Big Sis K and Little Sis Stew left me here in the snow belt.
With BSK's crap-mobile uh van parked in my driveway.
While they go to the tropics to snorkel and play footsie in the sand and visit my brother.
Where they will talk trash about me.
Because when you are laying about in the sand complaining about the heat and the humidity and how the sun's a little too bright for your liking
K. asked me to move the van around the driveway every day so the brakes wouldn't seize up or freeze or whatever the heck malingering tempramental brakes do when they aren't being coddled and loved.
Well I really MEANT to go out and move it. But I'm easily distracted.
I didn't bother to move the van for a
The brakes froze.
I emailed the knowlegable folks at CarTalk's Chat Forum.
"Take the wheels off and bleed the brake lines"
"get under the car and....." Didn't even finish reading that one. I don't do "get under the car."

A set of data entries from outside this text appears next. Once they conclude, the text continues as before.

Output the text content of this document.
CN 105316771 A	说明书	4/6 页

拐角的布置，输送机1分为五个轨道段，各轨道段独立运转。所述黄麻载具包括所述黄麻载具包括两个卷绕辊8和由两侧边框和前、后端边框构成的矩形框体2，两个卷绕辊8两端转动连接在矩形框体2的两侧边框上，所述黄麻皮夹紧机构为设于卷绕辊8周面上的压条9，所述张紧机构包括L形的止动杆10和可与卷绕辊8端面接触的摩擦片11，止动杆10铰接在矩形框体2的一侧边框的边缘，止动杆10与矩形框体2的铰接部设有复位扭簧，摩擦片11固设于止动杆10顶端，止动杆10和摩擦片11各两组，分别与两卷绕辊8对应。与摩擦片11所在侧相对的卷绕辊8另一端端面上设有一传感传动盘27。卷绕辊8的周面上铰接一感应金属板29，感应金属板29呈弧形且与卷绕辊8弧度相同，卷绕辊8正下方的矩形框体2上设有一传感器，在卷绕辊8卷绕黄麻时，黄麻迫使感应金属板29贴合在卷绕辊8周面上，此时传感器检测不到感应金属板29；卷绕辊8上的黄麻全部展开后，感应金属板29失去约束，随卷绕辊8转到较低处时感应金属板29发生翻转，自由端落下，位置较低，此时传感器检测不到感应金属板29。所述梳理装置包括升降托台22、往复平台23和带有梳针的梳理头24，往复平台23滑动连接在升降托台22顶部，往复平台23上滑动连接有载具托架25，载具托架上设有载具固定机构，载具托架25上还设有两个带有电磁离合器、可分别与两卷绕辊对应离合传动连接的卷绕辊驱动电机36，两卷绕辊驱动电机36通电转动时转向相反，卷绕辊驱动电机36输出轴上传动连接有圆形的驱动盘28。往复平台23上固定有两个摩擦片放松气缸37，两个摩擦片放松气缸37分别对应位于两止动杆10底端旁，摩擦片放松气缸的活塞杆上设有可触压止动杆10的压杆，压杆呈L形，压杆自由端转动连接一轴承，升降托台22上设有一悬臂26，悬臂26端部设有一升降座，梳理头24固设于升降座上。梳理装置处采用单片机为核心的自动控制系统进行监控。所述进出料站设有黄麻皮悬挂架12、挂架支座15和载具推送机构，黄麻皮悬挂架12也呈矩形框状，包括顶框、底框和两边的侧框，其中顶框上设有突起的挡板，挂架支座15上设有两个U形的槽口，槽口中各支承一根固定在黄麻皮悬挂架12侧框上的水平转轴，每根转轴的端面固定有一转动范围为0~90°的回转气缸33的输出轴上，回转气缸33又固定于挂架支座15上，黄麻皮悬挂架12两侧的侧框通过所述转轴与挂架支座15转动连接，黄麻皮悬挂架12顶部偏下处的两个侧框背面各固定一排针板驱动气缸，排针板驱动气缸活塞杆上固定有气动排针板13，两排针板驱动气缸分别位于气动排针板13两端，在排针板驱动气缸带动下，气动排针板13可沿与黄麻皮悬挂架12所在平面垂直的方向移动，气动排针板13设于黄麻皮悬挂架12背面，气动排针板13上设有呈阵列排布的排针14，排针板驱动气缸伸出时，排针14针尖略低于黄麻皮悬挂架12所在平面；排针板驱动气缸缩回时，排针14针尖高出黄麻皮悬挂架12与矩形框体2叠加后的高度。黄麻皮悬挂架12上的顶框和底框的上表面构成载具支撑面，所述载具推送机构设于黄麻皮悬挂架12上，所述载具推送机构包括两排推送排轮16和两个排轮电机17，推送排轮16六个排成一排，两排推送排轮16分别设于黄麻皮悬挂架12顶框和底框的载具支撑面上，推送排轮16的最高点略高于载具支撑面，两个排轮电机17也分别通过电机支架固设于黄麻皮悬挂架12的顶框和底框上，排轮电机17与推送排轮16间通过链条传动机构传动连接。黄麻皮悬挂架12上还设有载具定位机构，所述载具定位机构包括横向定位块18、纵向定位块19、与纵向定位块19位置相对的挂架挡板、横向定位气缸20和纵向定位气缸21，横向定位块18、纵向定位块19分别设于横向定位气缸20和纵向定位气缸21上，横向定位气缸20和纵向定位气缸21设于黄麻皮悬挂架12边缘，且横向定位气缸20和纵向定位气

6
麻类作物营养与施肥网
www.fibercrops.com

"take your torque wrench and..." Yeah, let me just root around under the kitchen sink for that torque wrench. It's around here somewhere...

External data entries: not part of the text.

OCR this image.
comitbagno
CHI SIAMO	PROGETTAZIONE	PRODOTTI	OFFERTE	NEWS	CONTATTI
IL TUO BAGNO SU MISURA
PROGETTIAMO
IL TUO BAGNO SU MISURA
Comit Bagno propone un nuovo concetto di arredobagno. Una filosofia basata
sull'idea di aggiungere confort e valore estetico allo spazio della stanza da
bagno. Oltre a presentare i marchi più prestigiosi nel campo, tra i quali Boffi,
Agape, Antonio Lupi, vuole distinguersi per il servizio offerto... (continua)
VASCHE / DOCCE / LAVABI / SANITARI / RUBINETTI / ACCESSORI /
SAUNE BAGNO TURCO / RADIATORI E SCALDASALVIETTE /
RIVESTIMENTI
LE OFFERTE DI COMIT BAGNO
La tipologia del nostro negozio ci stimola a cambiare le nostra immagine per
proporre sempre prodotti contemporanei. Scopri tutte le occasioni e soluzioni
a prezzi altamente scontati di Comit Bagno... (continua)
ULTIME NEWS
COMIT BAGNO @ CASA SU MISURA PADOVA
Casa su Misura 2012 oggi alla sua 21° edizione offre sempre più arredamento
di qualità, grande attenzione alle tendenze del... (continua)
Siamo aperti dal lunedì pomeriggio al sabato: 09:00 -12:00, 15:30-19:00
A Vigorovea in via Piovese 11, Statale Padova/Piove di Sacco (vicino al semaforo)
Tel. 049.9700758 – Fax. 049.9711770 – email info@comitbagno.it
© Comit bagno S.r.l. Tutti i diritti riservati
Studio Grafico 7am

"Spray the brakes with Brakleen."
"Whatever you do, don't spray the brakes with Brakleen."
I went to the Highest Authority of Brakedom. The owner of the crapmobile van.
"Uh, hi, K., your brakes suck."
"Oh, yeah, I know. Just gun the gas and they'll break loose. You'll hear a big old CLUNK but that's OK. Go ahead, gun it."
I gunned it. Clunk. The van goes back and forth. Problem solved.
Mr Sweetie: "Uh, honey? The back wheels aren't moving. You're sliding on that big patch of ice."
Problem not solved. Big patches of rubber on the driveway.
My BIL calls. He is crying laughing.
"Hey, Stew called and asked me to come over and move the van because she didn't think you knew how to drive an automatic."
It's almost true. I drive standard shift. Put me in an automatic and I will always hit the brake and the gas simultaneously thinking that the brake is the clutch because that's how ya shift gears, ya know. but not in an automatic.
Long discussion about the nerve of those two leaving us behind to do the dirty work while they're frolicking in the sand.
Stew owes Tim big favors for coming down here , getting under the van in three feet of snow and fixing the brakes while I singlehandedly hold the van up with my girly biceps.
not really. But that's his story.
The van decided to get over its temper fit and moved. All four wheels this time. With me driving.
I better get a big big souvenier out of this.